But that makes every object bigger
Another would be to require the platform can do a double-cas and then install the pointer and a header bit together 21:18
But that may not be portable enough
robertle my heap is segmented into arenas, and each arena has it's own list of things that still need to be done. so in theory I could shard by arena. I then would need to protect the list when appending/consuming...
jnthn Yeah
Yeah, there's what MoarVM is doing I guess. Each thread has its own nursery
robertle you would need the pointer and the header bit to be quite close together to be cas-able. I currently have them quite far apart 21:19
jnthn It's the forwarder in the object and the header bit in the object, so they're close enough
But you still need a double-cas operation
robertle btw, this is the toy: github.com/robertlemmen/keiryaku 21:20
jnthn I guess yet another scheme is to have two bits, CAS in place the "I'm going to write a forwarder" bit, if you win then write the forwarder, then cas in an "I'm done writing the forwarder". If you lose the first race then you have to spin.
I guess with enough clever you could use that as a fallback on platforms without double-cas and use the double-cas where possible :) 21:21
But we'd actually then have a new problem if we did that in MoarVM
robertle ?? 21:22
jnthn We rely on the things in a particular thread's fromspace (bit of memory we copy from) to land up in the same thread's tospace. 21:23
Which in turn means we know we'll always end up with no more in tospace than fromspace, so we can't ever overflow it
We'd need a new scheme to deal with that
Also, the current design tries to keep things local, and we'd lose that too 21:24
So maybe the current work-pass scheme ain't so bad after all :)
robertle hmm, all very difficult. do you have much in terms of benchmarks or so to test the GC against? 21:25
jnthn I've mainly tuned it on real-world workloads, since we have plenty of those :-) 21:26
CORE.setting compilation is quite good for measuring how well generational things are working
Hammering a multi-threaded web server isn't bad for looking at the threading case 21:27
I rewrote the thread sync-up algorithm at some point after looking at profiles of the latter
robertle aren't they very fickle? I have an app at work for example (java). it creates shitloads of garbage, so really the main performance factor is the nursery size. if short-lived shit makes it into the real heap, then performance goes down the drain...

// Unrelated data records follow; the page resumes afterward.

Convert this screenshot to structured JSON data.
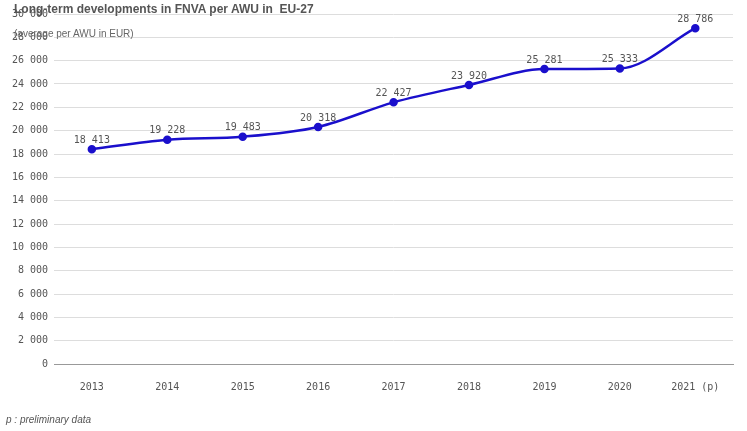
{
  "chart_data": {
    "type": "line",
    "title": "Long-term developments in FNVA per AWU in  EU-27",
    "subtitle": "(average per AWU in EUR)",
    "footnote": "p : preliminary data",
    "categories": [
      "2013",
      "2014",
      "2015",
      "2016",
      "2017",
      "2018",
      "2019",
      "2020",
      "2021 (p)"
    ],
    "values": [
      18413,
      19228,
      19483,
      20318,
      22427,
      23920,
      25281,
      25333,
      28786
    ],
    "value_labels": [
      "18 413",
      "19 228",
      "19 483",
      "20 318",
      "22 427",
      "23 920",
      "25 281",
      "25 333",
      "28 786"
    ],
    "color": "#1a0fcc",
    "marker": "circle",
    "ylim": [
      0,
      30000
    ],
    "yticks": [
      0,
      {
        "value": 2000,
        "label": "2 000"
      },
      {
        "value": 4000,
        "label": "4 000"
      },
      {
        "value": 6000,
        "label": "6 000"
      },
      {
        "value": 8000,
        "label": "8 000"
      },
      {
        "value": 10000,
        "label": "10 000"
      },
      {
        "value": 12000,
        "label": "12 000"
      },
      {
        "value": 14000,
        "label": "14 000"
      },
      {
        "value": 16000,
        "label": "16 000"
      },
      {
        "value": 18000,
        "label": "18 000"
      },
      {
        "value": 20000,
        "label": "20 000"
      },
      {
        "value": 22000,
        "label": "22 000"
      },
      {
        "value": 24000,
        "label": "24 000"
      },
      {
        "value": 26000,
        "label": "26 000"
      },
      {
        "value": 28000,
        "label": "28 000"
      },
      {
        "value": 30000,
        "label": "30 000"
      }
    ],
    "grid": true,
    "data_labels": true
  }
}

jnthn That's a factor too, though also a big nursery means longer collects and less cache locality in the collects 21:28
What I did find was very worth tuning was the decision about when to do full collects 21:29
robertle exactly. so more tuning required than one wants to do...

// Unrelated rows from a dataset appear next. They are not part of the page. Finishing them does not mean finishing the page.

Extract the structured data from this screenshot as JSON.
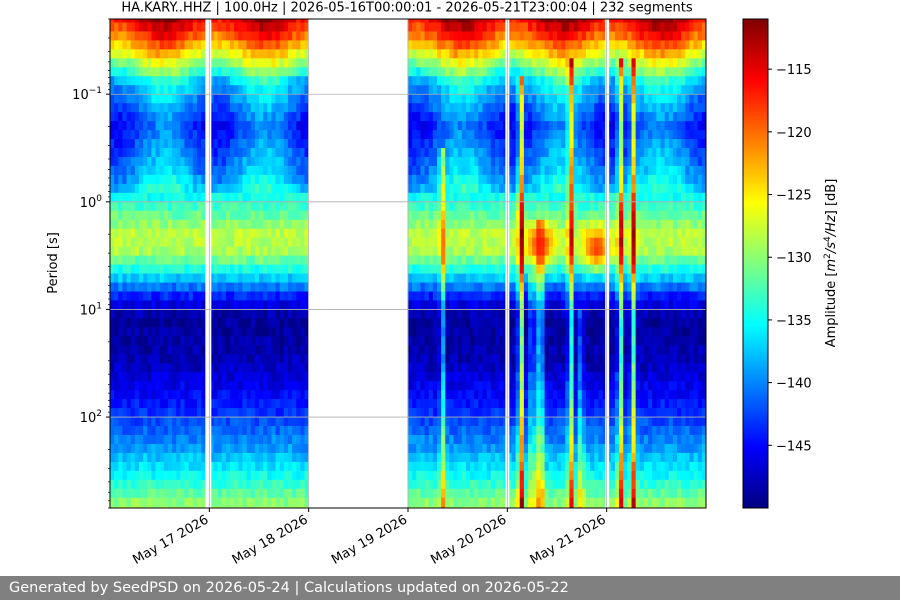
{
  "chart_data": {
    "type": "heatmap",
    "title": "HA.KARY..HHZ | 100.0Hz | 2026-05-16T00:00:01 - 2026-05-21T23:00:04 | 232 segments",
    "xlabel": "",
    "ylabel": "Period [s]",
    "colorbar_label_prefix": "Amplitude [",
    "colorbar_unit_base": "m",
    "colorbar_unit_sup1": "2",
    "colorbar_unit_mid": "/s",
    "colorbar_unit_sup2": "4",
    "colorbar_unit_end": "/Hz",
    "colorbar_label_suffix": "] [dB]",
    "x_tick_labels": [
      "May 17 2026",
      "May 18 2026",
      "May 19 2026",
      "May 20 2026",
      "May 21 2026"
    ],
    "x_tick_days": [
      1,
      2,
      3,
      4,
      5
    ],
    "xlim_days": [
      0,
      6
    ],
    "y_scale": "log",
    "ylim": [
      0.02,
      700
    ],
    "y_invert": true,
    "y_ticks": [
      {
        "base": "10",
        "exp": "−1",
        "value": 0.1
      },
      {
        "base": "10",
        "exp": "0",
        "value": 1
      },
      {
        "base": "10",
        "exp": "1",
        "value": 10
      },
      {
        "base": "10",
        "exp": "2",
        "value": 100
      }
    ],
    "grid": true,
    "colorbar_range": [
      -150,
      -111
    ],
    "colorbar_ticks": [
      {
        "label": "−115",
        "value": -115
      },
      {
        "label": "−120",
        "value": -120
      },
      {
        "label": "−125",
        "value": -125
      },
      {
        "label": "−130",
        "value": -130
      },
      {
        "label": "−135",
        "value": -135
      },
      {
        "label": "−140",
        "value": -140
      },
      {
        "label": "−145",
        "value": -145
      }
    ],
    "colormap": [
      "#00007f",
      "#0000ff",
      "#007fff",
      "#00ffff",
      "#7fff7f",
      "#ffff00",
      "#ff7f00",
      "#ff0000",
      "#7f0000"
    ],
    "data_gaps_days": [
      [
        0.96,
        1.02
      ],
      [
        1.995,
        2.995
      ],
      [
        3.98,
        4.02
      ],
      [
        4.985,
        5.025
      ]
    ],
    "psd_profile": [
      {
        "period": 0.02,
        "db": -114
      },
      {
        "period": 0.03,
        "db": -119
      },
      {
        "period": 0.05,
        "db": -128
      },
      {
        "period": 0.08,
        "db": -137
      },
      {
        "period": 0.2,
        "db": -143
      },
      {
        "period": 0.5,
        "db": -139
      },
      {
        "period": 1.0,
        "db": -134
      },
      {
        "period": 2.0,
        "db": -128
      },
      {
        "period": 3.0,
        "db": -129
      },
      {
        "period": 5.0,
        "db": -137
      },
      {
        "period": 8.0,
        "db": -145
      },
      {
        "period": 12.0,
        "db": -149
      },
      {
        "period": 30.0,
        "db": -148
      },
      {
        "period": 80.0,
        "db": -144
      },
      {
        "period": 200.0,
        "db": -139
      },
      {
        "period": 400.0,
        "db": -134
      },
      {
        "period": 700.0,
        "db": -129
      }
    ],
    "transient_events": [
      {
        "day": 3.35,
        "db_boost": 10,
        "min_period": 0.3
      },
      {
        "day": 4.14,
        "db_boost": 20,
        "min_period": 0.07
      },
      {
        "day": 4.25,
        "db_boost": 9,
        "min_period": 5
      },
      {
        "day": 4.33,
        "db_boost": 16,
        "min_period": 1.5
      },
      {
        "day": 4.64,
        "db_boost": 16,
        "min_period": 0.05
      },
      {
        "day": 4.74,
        "db_boost": 8,
        "min_period": 10
      },
      {
        "day": 5.14,
        "db_boost": 17,
        "min_period": 0.05
      },
      {
        "day": 5.27,
        "db_boost": 16,
        "min_period": 0.05
      }
    ],
    "microseism_hotspots": [
      {
        "day": 4.33,
        "period": 2.5,
        "db": -117
      },
      {
        "day": 4.9,
        "period": 2.7,
        "db": -118
      }
    ]
  },
  "footer": {
    "text": "Generated by SeedPSD on 2026-05-24 | Calculations updated on 2026-05-22"
  }
}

more generally: are you happy with it's performance in the web service (i.e. cro I guess) case?
jnthn Pretty sure a tuning there got 10% off CORE.setting compilation by putting into MoarVM an algorithm that used the overall heap size to decide how often to collect gen2
robertle I played with that a while ago because it's also what I do at work, and have to admit the results seemed a bit mixed to me 21:30
jnthn Happy with performance overall with Cro overall? Not really yet, though it's easily handling my production workloads. 21:31
But GC isn't much of a factor there, I don't think.
robertle what do you think are the big possible performance gains still to be had then?
jnthn A lot more of the cost comes from concurrency control overheads in Supply
Which is in no small part because LEAVE is essential for safely releasing locks, but also a pig. 21:32
I'm overall quite happy with the GC itself. We could do with escape analysis and "stack" allocation. 21:33
Which would mean that a lot less things ever end up being the GCs job
robertle ah! I have read and tried to understand dybvig's scheme paper, which I believe is at it's core about escape analysis and figuring out when stuff can safely be put on the stack 21:34
but it's mind-boggling
jnthn The other thing is that we've just a bunch more things to do to turn Perl 6 programs into better quickened bytecode and/or machine code
I'll probably spend much of next week re-working Scalar and assignment 21:35
Because at the moment we can't optimize out assignment type checks or lower it into something cheap, despite it being a really common thing.
robertle hmm, yeah. I noticed that there is quite some work going into hand-crafting core functionality in nqp. should't it be rakudo that generates reasonable code from perl6?
jnthn The problem is that a lot of the properties that stops it generating simpler code are things that aren't so easy to do static analysis on 21:36
robertle are you saying the language shouldn't be quite so late-binding? ;)
jnthn Not really, I'm saying that Rakudo's code-gen isn't really where we can make the gains 21:37
robertle ok, but if that is the case, why does it help if people write clever nqp implementations of stuff?
jnthn And where we do need to generate different/better code, the main reason is so the VM can do a better job 21:38
Because they aren't writing Perl 6 code by that point, and thus avoiding various of the trickier-to-analyze things
Same reason that NQP programs generally run faster 21:40
robertle hm, ok
jnthn Gotta go again for a bit 21:41
robertle anyway thanks for the chat, the forwarding-pointer-in-old-heap location was exactly what I was missing. I am sure that is going to make it relatively easy to switch to a bump allocator and generational GC.
I need to be in bed as well :) 21:42
jnthn :-)
'night o/
22:26 robertle left 23:44 Kaiepi left